Brainstorm session for Aboriginal protectors
INDIGENOUS rangers from across the Wet Tropics will be better able to protect land and animals after attending a workshop near Cooktown.
A four-day workshop was hosted by Jabalbina Aboriginal Corporation with support from Terrain Natural Resource Management and Wet Tropics Management Authority.
Groups commended Jabalbina for its Junior Ranger certificate for Mossman senior school students.
The workshop also featured sessions ranging from technical know-how and information about weeds, fire management, and drone operation, to joint management and enterprise development.
Jabalbina CEO Jim Turnour said the benefits extended far beyond practical skills.
“This is also about sharing knowledge and experiences, inspiring and motivating,” he said. “It’s important that ranger groups keep culture strong and make that work within a government context.
Phillip Minniecon is the Ranger Coordinator for the Jabalbina Rangers and said he was impressed with the level of collaboration.
“I love it.
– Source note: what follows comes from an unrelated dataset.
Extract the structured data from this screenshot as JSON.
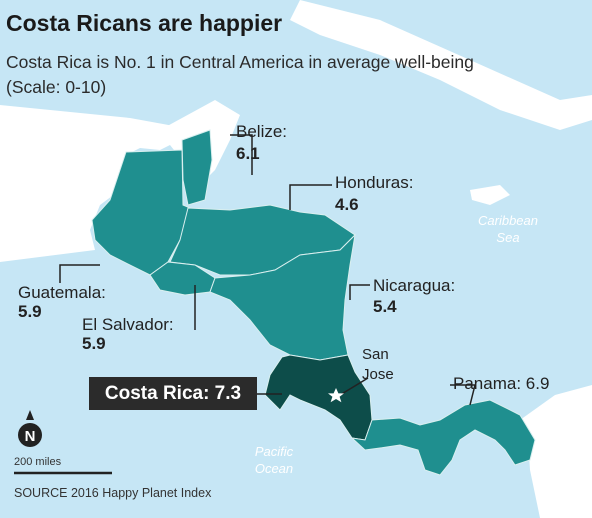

I get to sit down with other coordinators and talk about issues we’re facing. All of a sudden it’s not just you trying to solve a problem, you’ve got all of these other guys helping,” he said.
“I had had something on my mind for 12 months, and within 5 minutes, someone had answered that problem for me.”
More than 60 people attended, including representatives from established ranger groups such as Yirrganydji, Djunbunji, Girringun, and Gunggandji, and emerging ranger programs such as Jirrbal and Djabugay.
“We really appreciate the support that Terrain and WTMA have given us to host this workshop, from logistics through to facilitation to communications support,” said Mr Turnour. Jabalbina also thanked Terrain and the WTMA, and state and federal funds for the Working on Country and Indigenous Protected Area Programs.
Ranger groups from across the Wet Tropics at the workshop.
Philip Minniecon from the Jabalbina Rangers and Marcus Riley from Bulmba Rangers.
Victor Bulmer from the Djunbunji Rangers.